Now using Lagrange Inversion we get $$Q_{2n} = \frac{1}{2\pi i} \int_{|z|=\epsilon} \frac{1}{z^{2n+1}} \frac{1}{\sqrt{1+z^2}} \; dz \\ = \frac{1}{2\pi i} \int_{|z|=\epsilon} \frac{1}{z^{2n+2}} \frac{1}{\sqrt{1+z^2}} \; z \; dz.$$

Put $1+z^2 = w^2$ so that $z\; dz = w\; dw$ to obtain $$2\times \frac{1}{2\pi i} \int_{|w-1|=\epsilon} \frac{1}{(w^2-1)^{n+1}} \frac{1}{w} \; w\; dw.$$

The scalar two in front is because when $z$ makes one turn around the origin, $w$ makes two, but the contour only counts one turn.
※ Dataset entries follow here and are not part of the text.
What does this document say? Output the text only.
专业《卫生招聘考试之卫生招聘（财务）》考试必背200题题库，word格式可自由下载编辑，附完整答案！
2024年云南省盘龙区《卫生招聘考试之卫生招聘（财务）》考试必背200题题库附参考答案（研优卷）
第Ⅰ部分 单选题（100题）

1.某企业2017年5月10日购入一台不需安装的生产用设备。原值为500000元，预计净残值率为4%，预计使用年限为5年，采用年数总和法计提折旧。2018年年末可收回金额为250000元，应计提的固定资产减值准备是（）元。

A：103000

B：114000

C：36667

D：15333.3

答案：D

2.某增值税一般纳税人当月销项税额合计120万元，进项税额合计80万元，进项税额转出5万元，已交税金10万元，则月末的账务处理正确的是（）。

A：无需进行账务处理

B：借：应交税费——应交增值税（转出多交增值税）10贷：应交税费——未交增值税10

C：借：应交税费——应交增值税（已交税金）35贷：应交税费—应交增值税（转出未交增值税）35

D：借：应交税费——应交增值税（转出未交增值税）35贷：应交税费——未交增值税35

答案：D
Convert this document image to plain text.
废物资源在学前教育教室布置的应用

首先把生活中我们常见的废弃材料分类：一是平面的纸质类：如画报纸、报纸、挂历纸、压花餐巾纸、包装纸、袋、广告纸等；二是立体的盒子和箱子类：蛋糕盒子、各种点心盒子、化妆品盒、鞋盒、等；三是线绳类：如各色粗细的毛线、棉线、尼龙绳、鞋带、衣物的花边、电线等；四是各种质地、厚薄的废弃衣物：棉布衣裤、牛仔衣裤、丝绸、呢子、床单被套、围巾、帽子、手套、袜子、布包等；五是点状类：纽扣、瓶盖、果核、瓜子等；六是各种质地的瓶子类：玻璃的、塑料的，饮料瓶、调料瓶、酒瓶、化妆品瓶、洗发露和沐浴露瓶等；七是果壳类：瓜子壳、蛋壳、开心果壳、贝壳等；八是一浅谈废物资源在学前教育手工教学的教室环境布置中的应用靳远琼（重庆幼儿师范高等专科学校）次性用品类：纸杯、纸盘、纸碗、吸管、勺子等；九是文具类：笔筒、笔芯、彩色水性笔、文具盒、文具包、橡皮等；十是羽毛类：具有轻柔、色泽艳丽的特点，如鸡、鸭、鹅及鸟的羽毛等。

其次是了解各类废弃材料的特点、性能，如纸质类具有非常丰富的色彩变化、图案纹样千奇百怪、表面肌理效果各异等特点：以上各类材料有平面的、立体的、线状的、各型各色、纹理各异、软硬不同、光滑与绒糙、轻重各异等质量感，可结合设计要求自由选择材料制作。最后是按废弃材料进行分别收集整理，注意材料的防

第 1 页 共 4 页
Continuing we have $$\frac{2}{2\pi i} \int_{|w-1|=\epsilon} \frac{1}{(w-1)^{n+1}} \frac{1}{(w+1)^{n+1}} \; dw \\ = \frac{2}{2\pi i} \int_{|w-1|=\epsilon} \frac{1}{(w-1)^{n+1}} \frac{1}{(2+w-1)^{n+1}} \; dw \\ = \frac{1}{2^{n}} \frac{1}{2\pi i} \int_{|w-1|=\epsilon} \frac{1}{(w-1)^{n+1}} \frac{1}{(1+(w-1)/2)^{n+1}} \; dw \\ = \frac{1}{2^{n}} \frac{1}{2\pi i} \int_{|w-1|=\epsilon} \frac{1}{(w-1)^{n+1}} \sum_{q\ge 0} (-1)^q {q+n\choose n} \frac{(w-1)^q}{2^q} \; dw .$$ Extracting coefficients this gives $$\frac{1}{2^{n}} (-1)^n {2n\choose n} \frac{1}{2^n}.$$ This is $$\frac{(-1)^n}{4^n} \frac{(2n)!}{(n!)^2}$$ as claimed.